Verified Directory
Every entry here has passed our automated sandbox audit — installation verified, behavior documented, no unexpected side effects.
verification sweep in progress.
The automated sandbox is currently working through the catalog. Verified entries will appear here as they complete auditing.
How verification works
Sandbox provisioning
We spin up an isolated Docker container with a controlled environment: no production credentials, a confined filesystem, and egress monitoring. The container is specific to the tool being tested.
Installation check
We run the exact install command shown on the entry page. If it fails, errors, or requires interactive prompts it doesn't document, verification fails here. No manual intervention.
Behavioral audit
A test agent (powered by Kimi k2) runs the tool against a suite of prompts. We check that outputs match documented claims, that error handling is graceful, and that the tool doesn't perform undocumented actions.
Side-effect inspection
We inspect network egress (unexpected outbound calls), filesystem writes outside declared boundaries, and environment variable access.
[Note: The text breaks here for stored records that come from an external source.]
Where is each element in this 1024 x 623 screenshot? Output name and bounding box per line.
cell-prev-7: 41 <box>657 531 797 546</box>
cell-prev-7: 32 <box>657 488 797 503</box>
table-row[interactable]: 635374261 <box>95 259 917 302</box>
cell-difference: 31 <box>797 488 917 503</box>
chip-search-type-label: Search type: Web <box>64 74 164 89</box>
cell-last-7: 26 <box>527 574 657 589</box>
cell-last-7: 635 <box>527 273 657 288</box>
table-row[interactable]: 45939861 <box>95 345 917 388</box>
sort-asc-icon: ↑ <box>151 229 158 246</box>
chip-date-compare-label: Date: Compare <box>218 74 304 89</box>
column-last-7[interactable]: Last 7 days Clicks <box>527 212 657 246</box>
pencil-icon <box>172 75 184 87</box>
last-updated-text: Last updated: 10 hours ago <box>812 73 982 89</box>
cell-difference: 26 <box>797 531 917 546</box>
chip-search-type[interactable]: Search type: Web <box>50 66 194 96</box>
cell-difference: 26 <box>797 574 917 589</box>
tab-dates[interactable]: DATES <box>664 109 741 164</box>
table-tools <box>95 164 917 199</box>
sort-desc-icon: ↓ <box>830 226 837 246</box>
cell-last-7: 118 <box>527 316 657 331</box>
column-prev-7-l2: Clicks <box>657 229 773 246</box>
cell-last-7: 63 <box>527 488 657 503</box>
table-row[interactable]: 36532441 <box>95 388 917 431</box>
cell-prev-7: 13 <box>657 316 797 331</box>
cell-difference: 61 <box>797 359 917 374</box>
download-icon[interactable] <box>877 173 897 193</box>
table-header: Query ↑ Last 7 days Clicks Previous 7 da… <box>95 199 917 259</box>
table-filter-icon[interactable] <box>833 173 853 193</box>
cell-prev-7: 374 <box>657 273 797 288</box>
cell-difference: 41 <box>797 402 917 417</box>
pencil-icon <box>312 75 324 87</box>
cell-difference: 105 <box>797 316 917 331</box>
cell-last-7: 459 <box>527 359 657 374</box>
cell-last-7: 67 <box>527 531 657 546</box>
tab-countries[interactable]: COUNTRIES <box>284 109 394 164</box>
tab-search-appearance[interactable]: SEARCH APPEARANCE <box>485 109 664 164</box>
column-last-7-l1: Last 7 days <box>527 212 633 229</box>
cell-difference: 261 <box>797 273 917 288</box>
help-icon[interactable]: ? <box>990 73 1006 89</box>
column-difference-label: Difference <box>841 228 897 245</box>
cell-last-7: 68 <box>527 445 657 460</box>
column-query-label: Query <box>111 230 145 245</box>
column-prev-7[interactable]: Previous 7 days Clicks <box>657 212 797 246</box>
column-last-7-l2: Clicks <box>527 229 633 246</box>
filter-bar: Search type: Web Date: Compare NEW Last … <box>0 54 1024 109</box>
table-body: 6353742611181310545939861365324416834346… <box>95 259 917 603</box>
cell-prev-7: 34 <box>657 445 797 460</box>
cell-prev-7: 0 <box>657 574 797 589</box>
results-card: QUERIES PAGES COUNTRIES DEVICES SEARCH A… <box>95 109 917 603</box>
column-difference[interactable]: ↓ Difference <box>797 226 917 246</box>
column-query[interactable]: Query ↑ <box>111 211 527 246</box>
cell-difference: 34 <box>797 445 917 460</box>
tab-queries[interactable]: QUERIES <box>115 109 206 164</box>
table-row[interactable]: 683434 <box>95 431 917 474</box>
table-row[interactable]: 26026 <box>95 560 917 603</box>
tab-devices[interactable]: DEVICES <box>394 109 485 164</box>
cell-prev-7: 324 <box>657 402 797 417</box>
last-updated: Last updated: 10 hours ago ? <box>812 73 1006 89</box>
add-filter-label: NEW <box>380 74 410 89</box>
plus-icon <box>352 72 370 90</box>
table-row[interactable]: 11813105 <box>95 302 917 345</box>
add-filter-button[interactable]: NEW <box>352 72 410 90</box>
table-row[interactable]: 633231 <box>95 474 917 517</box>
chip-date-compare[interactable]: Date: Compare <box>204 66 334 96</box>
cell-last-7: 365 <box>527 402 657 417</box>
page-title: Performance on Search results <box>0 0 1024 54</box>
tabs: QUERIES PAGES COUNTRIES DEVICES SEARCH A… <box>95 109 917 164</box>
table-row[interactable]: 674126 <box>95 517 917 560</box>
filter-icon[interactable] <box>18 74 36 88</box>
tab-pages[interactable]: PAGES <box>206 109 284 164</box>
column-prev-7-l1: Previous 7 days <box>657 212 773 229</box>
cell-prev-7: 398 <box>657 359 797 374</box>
Any unexplained behavior flags the entry for human review.
Transcript generation
The full session transcript is saved — every tool call, every response, every side effect observed. This becomes the comparison page linked from the entry's "View Behavior Analysis" button.
Verdict
Entries receive one of three verdicts: verified (passed all checks), caveat (passed with documented limitations), or flagged (unexpected behavior — listed with explanation, not removed).
Verdict states
Passed all sandbox checks. Installation, behavior, and side effects match documented claims.
Passed with documented limitations — e.g., requires network egress for a specific feature, or handles one edge case unexpectedly.
Unexpected behavior detected. Listed with a full explanation of what was found. Not removed — you deserve to know.
Not yet through the queue. Most entries start here. The badge is absent — no false assurance.